Christmas music is one thing, certainly. But what is Halloween music? Wikipedia takes a general stab at it – admittedly drawing from a couple of articles attempting the same thing – but when one of your opening sentences uses the phrase “vaguely defined and ambiguous,” you’re definitely on somewhat shaky grounds to make any kind of overall claim. But even with a less fully grounded tradition as such to draw on, given the utterly syncretic nature of the holiday in both a historical and transnational sense (Celtic festivals? Catholic celebrations? harvest cycles?), there’s just enough of a semi-canon to draw on when it comes to describing what can be a starting point for further explorations. If there’s nothing on the level of Bing Crosby, Barbra Streisand or Mariah Carey, say, there’s plenty of performers, songs and albums that have associations with the spookiest of holidays.
A lot of what has shaped the idea of Halloween music in the American popular consciousness has specific roots from a time and place – the 1950s and early 1960s, thanks to a combination of ascendant television bringing back older horror icons from 1930s cinema, newer films in the overall genre, often crossed with science fiction efforts with their own distinctly unusual film music, and the concurrent ferment of blues, r’n’b, rockabilly and more that helped change the path of pop music in general. If there’s a one-two as such for whatever the genre is, Screamin’ Jay Hawkins’s dramatically eerie “I Put A Spell On You” and Bobby “Boris” Pickett’s happily silly “Monster Mash” are likely it, both lingering as signifiers of the season to the present day. Halloween-themed albums, or at least ones with a campy enough horror/spooky edge, surfaced as a result, as exploitative as anything else of its time.
Saying things started to get more serious in the late 1960s and beyond is one way of putting it, but it’s more that the darker edges of psychedelia and heavy blues transforming into hard rock, metal, goth and well beyond created a general audiovisual language of sound and style not specifically associated with Halloween itself, unless as a handy reference point as well as more than a few acts just calling themselves that. (Though points for one metal act going by Helloween instead.) Performers like Black Sabbath, Alice Cooper, the Damned, the Cramps, Bauhaus and many more besides certainly helped develop this kind of free-floating crossover – not for nothing did the Misfits have two songs entitled “Halloween,” for instance – but as the decades passed, this fracturing, reflected in how horror movie soundtracks and sound design went any number of different directions in turn over those years, meant less of a sense of what Halloween music is supposed to be and more of a freeform whatever-you-want-to-call-it, open to interpretation, which very much informs this particular list in turn.

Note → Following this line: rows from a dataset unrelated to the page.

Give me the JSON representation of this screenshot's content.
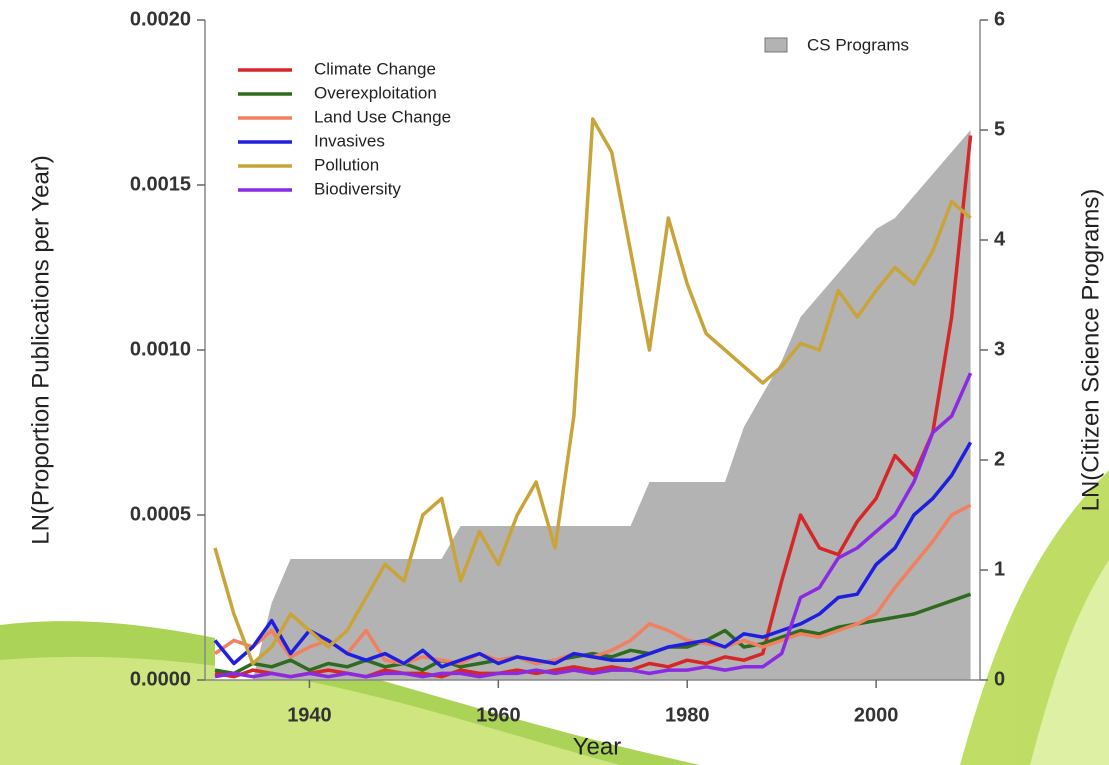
{
  "chart_data": {
    "type": "line",
    "xlabel": "Year",
    "ylabel": "LN(Proportion Publications per Year)",
    "y2label": "LN(Citizen Science Programs)",
    "x": [
      1930,
      1932,
      1934,
      1936,
      1938,
      1940,
      1942,
      1944,
      1946,
      1948,
      1950,
      1952,
      1954,
      1956,
      1958,
      1960,
      1962,
      1964,
      1966,
      1968,
      1970,
      1972,
      1974,
      1976,
      1978,
      1980,
      1982,
      1984,
      1986,
      1988,
      1990,
      1992,
      1994,
      1996,
      1998,
      2000,
      2002,
      2004,
      2006,
      2008,
      2010
    ],
    "xlim": [
      1930,
      2011
    ],
    "xticks": [
      1940,
      1960,
      1980,
      2000
    ],
    "ylim": [
      0,
      0.002
    ],
    "yticks": [
      {
        "value": 0,
        "label": "0.0000"
      },
      {
        "value": 0.0005,
        "label": "0.0005"
      },
      {
        "value": 0.001,
        "label": "0.0010"
      },
      {
        "value": 0.0015,
        "label": "0.0015"
      },
      {
        "value": 0.002,
        "label": "0.0020"
      }
    ],
    "y2lim": [
      0,
      6
    ],
    "y2ticks": [
      0,
      1,
      2,
      3,
      4,
      5,
      6
    ],
    "legend": "upper left",
    "series": [
      {
        "name": "CS Programs",
        "type": "area",
        "axis": "y2",
        "color": "#b3b3b3",
        "values": [
          0,
          0,
          0,
          0.7,
          1.1,
          1.1,
          1.1,
          1.1,
          1.1,
          1.1,
          1.1,
          1.1,
          1.1,
          1.4,
          1.4,
          1.4,
          1.4,
          1.4,
          1.4,
          1.4,
          1.4,
          1.4,
          1.4,
          1.8,
          1.8,
          1.8,
          1.8,
          1.8,
          2.3,
          2.6,
          2.9,
          3.3,
          3.5,
          3.7,
          3.9,
          4.1,
          4.2,
          4.4,
          4.6,
          4.8,
          5.0
        ]
      },
      {
        "name": "Climate Change",
        "color": "#d62728",
        "values": [
          2e-05,
          1e-05,
          3e-05,
          2e-05,
          1e-05,
          2e-05,
          3e-05,
          2e-05,
          1e-05,
          3e-05,
          2e-05,
          2e-05,
          1e-05,
          3e-05,
          2e-05,
          2e-05,
          3e-05,
          2e-05,
          3e-05,
          4e-05,
          3e-05,
          4e-05,
          3e-05,
          5e-05,
          4e-05,
          6e-05,
          5e-05,
          7e-05,
          6e-05,
          8e-05,
          0.0003,
          0.0005,
          0.0004,
          0.00038,
          0.00048,
          0.00055,
          0.00068,
          0.00062,
          0.00075,
          0.0011,
          0.00165
        ]
      },
      {
        "name": "Overexploitation",
        "color": "#2e6b1f",
        "values": [
          3e-05,
          2e-05,
          5e-05,
          4e-05,
          6e-05,
          3e-05,
          5e-05,
          4e-05,
          6e-05,
          4e-05,
          5e-05,
          3e-05,
          6e-05,
          4e-05,
          5e-05,
          6e-05,
          7e-05,
          5e-05,
          6e-05,
          7e-05,
          8e-05,
          7e-05,
          9e-05,
          8e-05,
          0.0001,
          0.0001,
          0.00012,
          0.00015,
          0.0001,
          0.00011,
          0.00013,
          0.00015,
          0.00014,
          0.00016,
          0.00017,
          0.00018,
          0.00019,
          0.0002,
          0.00022,
          0.00024,
          0.00026
        ]
      },
      {
        "name": "Land Use Change",
        "color": "#f08060",
        "values": [
          8e-05,
          0.00012,
          0.0001,
          0.00015,
          7e-05,
          0.0001,
          0.00012,
          8e-05,
          0.00015,
          6e-05,
          5e-05,
          7e-05,
          6e-05,
          5e-05,
          8e-05,
          6e-05,
          7e-05,
          5e-05,
          6e-05,
          8e-05,
          7e-05,
          9e-05,
          0.00012,
          0.00017,
          0.00015,
          0.00012,
          0.00011,
          0.0001,
          0.00012,
          0.0001,
          0.00012,
          0.00014,
          0.00013,
          0.00015,
          0.00017,
          0.0002,
          0.00028,
          0.00035,
          0.00042,
          0.0005,
          0.00053
        ]
      },
      {
        "name": "Invasives",
        "color": "#1f1fe0",
        "values": [
          0.00012,
          5e-05,
          0.0001,
          0.00018,
          8e-05,
          0.00015,
          0.00012,
          8e-05,
          6e-05,
          8e-05,
          5e-05,
          9e-05,
          4e-05,
          6e-05,
          8e-05,
          5e-05,
          7e-05,
          6e-05,
          5e-05,
          8e-05,
          7e-05,
          6e-05,
          6e-05,
          8e-05,
          0.0001,
          0.00011,
          0.00012,
          0.0001,
          0.00014,
          0.00013,
          0.00015,
          0.00017,
          0.0002,
          0.00025,
          0.00026,
          0.00035,
          0.0004,
          0.0005,
          0.00055,
          0.00062,
          0.00072
        ]
      },
      {
        "name": "Pollution",
        "color": "#c9a43a",
        "values": [
          0.0004,
          0.0002,
          5e-05,
          0.0001,
          0.0002,
          0.00015,
          0.0001,
          0.00015,
          0.00025,
          0.00035,
          0.0003,
          0.0005,
          0.00055,
          0.0003,
          0.00045,
          0.00035,
          0.0005,
          0.0006,
          0.0004,
          0.0008,
          0.0017,
          0.0016,
          0.0013,
          0.001,
          0.0014,
          0.0012,
          0.00105,
          0.001,
          0.00095,
          0.0009,
          0.00095,
          0.00102,
          0.001,
          0.00118,
          0.0011,
          0.00118,
          0.00125,
          0.0012,
          0.0013,
          0.00145,
          0.0014
        ]
      },
      {
        "name": "Biodiversity",
        "color": "#8a2be2",
        "values": [
          1e-05,
          2e-05,
          1e-05,
          2e-05,
          1e-05,
          2e-05,
          1e-05,
          2e-05,
          1e-05,
          2e-05,
          2e-05,
          1e-05,
          2e-05,
          2e-05,
          1e-05,
          2e-05,
          2e-05,
          3e-05,
          2e-05,
          3e-05,
          2e-05,
          3e-05,
          3e-05,
          2e-05,
          3e-05,
          3e-05,
          4e-05,
          3e-05,
          4e-05,
          4e-05,
          8e-05,
          0.00025,
          0.00028,
          0.00037,
          0.0004,
          0.00045,
          0.0005,
          0.0006,
          0.00075,
          0.0008,
          0.00093
        ]
      }
    ]
  }
}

Still, two developments of note helped give just enough of a further sense of direction, if often in retrospect. First, enough TV specials and then, with time, some notable movies that were about or set on Halloween in and of itself helped, their music further covering a range from the silly or campy to the truly terrifying. The latter feeling perhaps is most famously represented by John Carpenter’s remarkable electronic soundtrack to his 1978 breakout film Halloween, which provided a shockingly modern way to interpret the season’s mood and atmosphere that became a general horror tradition in its own right. On the lighter but sometimes no less moodier front, efforts like Vince Guaraldi’s jazz soundtrack to It’s the Great Pumpkin, Charlie Brown! and Disney’s Haunted Mansion music and songs, among others, made their marks. Perhaps no recent film in particular has had such a long holiday music reach for both Halloween and Christmas as another Disney effort, 1993’s The Nightmare Before Christmas, with Henry Selick’s animation of Tim Burton’s script matched with a Danny Elfman-driven collection of songs that have become mini-standards of their own.
The other development is no less helpful for establishing something of a wider seasonal sound: smartly chosen Halloween-themed compilations, pulling together both famed efforts and inspired or obscure one-offs from decades’ worth of acts and performers referencing the holiday as such either directly or in a general kind of spirit. Whether on labels like Rhino or Bear Family or even via the Now That’s What I Call Music series, casting nets either broad or more specific – and certainly often showing some overlap – the best of these provided a handy way to help create a mood just so, whether more serious or scarily ridiculous, depending on the kind of party you were throwing or were playing to prospective trick-or-treaters. If generally replaced by streaming playlists these days, such compilations nonetheless, especially in the CD era, played their part, and who knows what new additions the future will turn up, so long as there’s an All Hallows’ Eve to be agreeably scared by, tunefully.